Après avoir quitté l’ENS avec de très bons résultats, il part accomplir son service militaire (deux ans 1937-1939) comme officier. Ce service est prolongé d'un service actif d’un an pendant la guerre (1939-1940). Il devient ensuite officier de réserve. Démobilisé en août 1940, Schwartz se rend à Toulouse où ses parents habitent. Son père, alors colonel de réserve du service médical des armées, travaille comme chirurgien à l'hôpital. Schwartz devient à cette époque membre de la Caisse nationale des sciences (l'ancien CNRS). Une bourse financée par Michelin lui permet de vivre de 1943 jusqu’à la fin de la guerre. La chance intervient alors pour le sauver du désert scientifique dans lequel il vit : Henri Cartan vient à Toulouse pour faire passer des oraux d'entrée à l’ENS. L'épouse de Schwartz, Marie-Hélène Lévy, qui avait traduit quelques années plus tôt des travaux de Cartan, prend l'initiative de le rencontrer. Ce dernier les invite fortement à déménager pour Clermont-Ferrand où est repliée l'université de Strasbourg. Le changement fut très bénéfique. Ce fut à Clermont qu'il rencontra le groupe de mathématiciens « Nicolas Bourbaki ». Ces derniers le stimulèrent suffisamment pour qu'il finisse sa thèse de doctorat en deux ans. En 1943, il soutient sa thèse « Étude des sommes d'exponentielles ».
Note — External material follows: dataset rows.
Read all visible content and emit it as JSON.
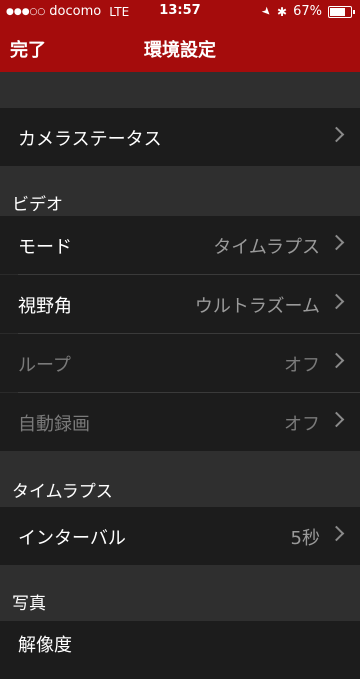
{
  "status_bar": {
    "signal_dots": "●●●○○",
    "carrier": "docomo",
    "network": "LTE",
    "time": "13:57",
    "location_icon": "location-arrow-icon",
    "bluetooth_icon": "bluetooth-icon",
    "bluetooth_glyph": "✱",
    "battery_percent": "67%",
    "battery_level": 0.67
  },
  "nav": {
    "done_label": "完了",
    "title": "環境設定"
  },
  "camera_status": {
    "label": "カメラステータス"
  },
  "video": {
    "header": "ビデオ",
    "rows": [
      {
        "label": "モード",
        "value": "タイムラプス",
        "enabled": true
      },
      {
        "label": "視野角",
        "value": "ウルトラズーム",
        "enabled": true
      },
      {
        "label": "ループ",
        "value": "オフ",
        "enabled": false
      },
      {
        "label": "自動録画",
        "value": "オフ",
        "enabled": false
      }
    ]
  },
  "timelapse": {
    "header": "タイムラプス",
    "rows": [
      {
        "label": "インターバル",
        "value": "5秒",
        "enabled": true
      }
    ]
  },
  "photo": {
    "header": "写真",
    "partial_row_label": "解像度"
  },
  "colors": {
    "accent": "#a50c0c",
    "row_bg": "#1c1c1c",
    "section_bg": "#2f2f2f"
  }
}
La vie de Schwartz pendant la Seconde Guerre mondiale est très « mouvementée ». Juif, il doit se cacher et changer d'identité pour éviter la déportation, mais il découvre le monde de la recherche mathématique et commence sa thèse à Clermont-Ferrand, où l'université de Strasbourg est délocalisée. Pendant que ses recherches progressent, la guerre bat son plein. Sa santé fragile l'empêche de rejoindre la résistance. L'inefficacité du mouvement trotskiste le remplit de frustration. Deux étudiants sont en même temps que Schwartz à Clermont : Felbau, un étudiant juif d'Ehresmann et Gorny, un étudiant juif réfugié politique qui avait passé une thèse avec Szolem Mandelbrojt. Feldau fut déporté à Auschwitz en novembre 1943 et Gorny en septembre 1942. On ne les revit jamais. Schwartz risquait la déportation à cause de ses origines juives et comme trotskiste : le couple dut donc adopter une fausse identité.
Après une année à Grenoble (1944), Schwartz rejoint l'université de Nancy (1945) sur l'initiative de Delsarte et de Jean Dieudonné. Il restera pendant sept années sur ce poste, prolifique à la fois au niveau de la recherche mais aussi au niveau des cours. Les cours de Laurent Schwartz attirent ainsi des étudiants comme Bernard Malgrange, Jacques-Louis Lions, F. Bruhat et Alexandre Grothendieck. Sur l'initiative de Denjoy, il passe de Nancy à la faculté des sciences de l'université de Paris en 1952. En 1958, il devient professeur à l'École polytechnique. Ayant tout d'abord refusé de briguer ce poste, il change d'avis au dernier moment, motivé par son désir de refondation de l'enseignement mathématique à Polytechnique. Il y a cependant été interdit d'enseignement, de 1961 à 1963, après avoir signé le manifeste des 121, geste peu apprécié de l'encadrement militaire de cette institution. Il y modernise les programmes et y conçoit un centre de recherche mathématique. Il est élu correspondant de l'Académie des sciences le 2 mai 1973, puis membre le 24 février 1975, section mathématiques.